On 08/10/2013 16:23, Pete Forman wrote:
Steven D'Aprano <steve+comp.lang.pyt...@pearwood.info> writes:
I think this is a bug in Python's UTF-8 handling, but I'm not sure.
[snip]
py> s = '\ud800\udc01'
py> s.encode('utf-8')
Traceback (most recent call last):
File "<stdin>", line 1, in <module>
UnicodeEncodeError: 'utf-8' codec can't encode character '\ud800' in
position 0: surrogates not allowed
Have I misunderstood? I think that Python is being too strict about
rejecting surrogate code points. It should only reject lone surrogates,
or invalid pairs, not valid pairs. Have I misunderstood the Unicode FAQs,
or is this a bug in Python's handling of UTF-8?
http://www.unicode.org/versions/Unicode6.2.0/ch03.pdf
D75 Surrogate pair: A representation for a single abstract character
that consists of a sequence of two 16-bit code units, where the first
value of the pair is a high-surrogate code unit and the second value
is a low-surrogate code unit.
* Surrogate pairs are used only in UTF-16. (See Section 3.9, Unicode
EncodingForms.)
* Isolated surrogate code units have no interpretation on their own.
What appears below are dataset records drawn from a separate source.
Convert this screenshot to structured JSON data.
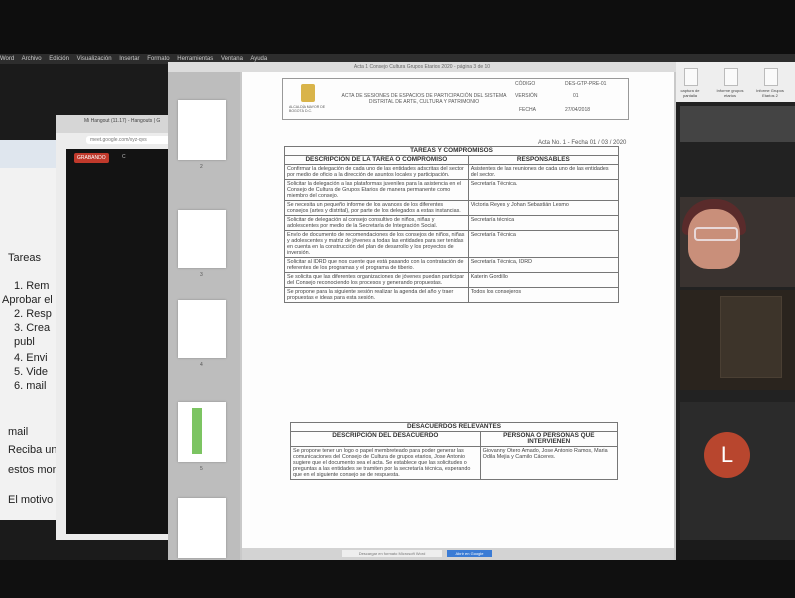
{
  "menubar": {
    "items": [
      "Word",
      "Archivo",
      "Edición",
      "Visualización",
      "Insertar",
      "Formato",
      "Herramientas",
      "Ventana",
      "Ayuda"
    ]
  },
  "word_doc": {
    "lines": [
      "Tareas",
      "1.  Rem",
      "Aprobar el p",
      "2.  Resp",
      "3.  Crea",
      "    publ",
      "4.  Envi",
      "5.  Vide",
      "6.  mail",
      "mail",
      "Reciba un c",
      "estos mome",
      "El motivo de"
    ]
  },
  "chrome": {
    "tab": "Mi Hangout (11.17) - Hangouts | G",
    "url": "meet.google.com/xyz-qvs",
    "record_button": "GRABANDO"
  },
  "pdf": {
    "window_title": "Acta 1 Consejo Cultura Grupos Etarios 2020 - página 3 de 10",
    "header": {
      "org": "ALCALDÍA MAYOR DE BOGOTÁ D.C.",
      "title": "ACTA DE SESIONES DE ESPACIOS DE PARTICIPACIÓN DEL SISTEMA DISTRITAL DE ARTE, CULTURA Y PATRIMONIO",
      "code_label": "CÓDIGO",
      "code_value": "DES-GTP-PRE-01",
      "version_label": "VERSIÓN",
      "version_value": "01",
      "date_label": "FECHA",
      "date_value": "27/04/2018"
    },
    "acta_ref": "Acta No. 1 - Fecha 01 / 03 / 2020",
    "tasks": {
      "title": "TAREAS Y COMPROMISOS",
      "col1": "DESCRIPCIÓN DE LA TAREA O COMPROMISO",
      "col2": "RESPONSABLES",
      "rows": [
        [
          "Confirmar la delegación de cada uno de las entidades adscritas del sector por medio de oficio a la dirección de asuntos locales y participación.",
          "Asistentes de las reuniones de cada uno de las entidades del sector."
        ],
        [
          "Solicitar la delegación a las plataformas juveniles para la asistencia en el Consejo de Cultura de Grupos Etarios de manera permanente como miembro del consejo.",
          "Secretaría Técnica."
        ],
        [
          "Se necesita un pequeño informe de los avances de los diferentes consejos (artes y distrital), por parte de los delegados a estas instancias.",
          "Victoria Reyes y Johan Sebastián Lesmo"
        ],
        [
          "Solicitar de delegación al consejo consultivo de niños, niñas y adolescentes por medio de la Secretaría de Integración Social.",
          "Secretaría técnica"
        ],
        [
          "Envío de documento de recomendaciones de los consejos de niños, niñas y adolescentes y matriz de jóvenes a todas las entidades para ser tenidas en cuenta en la construcción del plan de desarrollo y los proyectos de inversión.",
          "Secretaría Técnica"
        ],
        [
          "Solicitar al IDRD que nos cuente que está pasando con la contratación de referentes de los programas y el programa de tiberio.",
          "Secretaría Técnica, IDRD"
        ],
        [
          "Se solicita que las diferentes organizaciones de jóvenes puedan participar del Consejo reconociendo los procesos y generando propuestas.",
          "Katerin Gordillo"
        ],
        [
          "Se propone para la siguiente sesión realizar la agenda del año y traer propuestas e ideas para esta sesión.",
          "Todos los consejeros"
        ]
      ]
    },
    "disagreements": {
      "title": "DESACUERDOS RELEVANTES",
      "col1": "DESCRIPCIÓN DEL DESACUERDO",
      "col2": "PERSONA O PERSONAS QUE INTERVIENEN",
      "rows": [
        [
          "Se propone tener un logo o papel membreteado para poder generar las comunicaciones del Consejo de Cultura de grupos etarios, Jose Antonio sugiere que el documento sea el acta. Se establece que las solicitudes o preguntas a las entidades se tramiten por la secretaría técnica, esperando que en el siguiente consejo se de respuesta.",
          "Giovanny Otero Amado, Jose Antonio Ramos, Maria Odila Mejia y Camilo Cáceres."
        ]
      ]
    },
    "bottom_buttons": [
      "Descargar en formato Microsoft Word",
      "Abrir en Google"
    ],
    "thumb_numbers": [
      "2",
      "3",
      "4",
      "5",
      "6"
    ]
  },
  "desktop_icons": [
    "captura de pantalla",
    "Informe grupos etarios",
    "Informe Grupos Etarios 2"
  ],
  "participant_avatar": "L",
  "colors": {
    "avatar": "#b8462e",
    "record": "#c0392b",
    "pdf_button": "#3a7bd5"
  }
}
Certain other isolated code units in other encoding forms also have no
interpretation on their own. For example, the isolated byte [\x80] has
no interpretation in UTF-8; it can be used only as part of a multibyte
sequence. (See Table 3-7). It could be argued that this line by itself
should raise an error.
That first bullet indicates that it is indeed illegal to use surrogate
pairs in UTF-8 or UTF-32.
The only time you should get a surrogate pair in a Unicode string is in
a narrow build, which doesn't exist in Python 3.3 and later.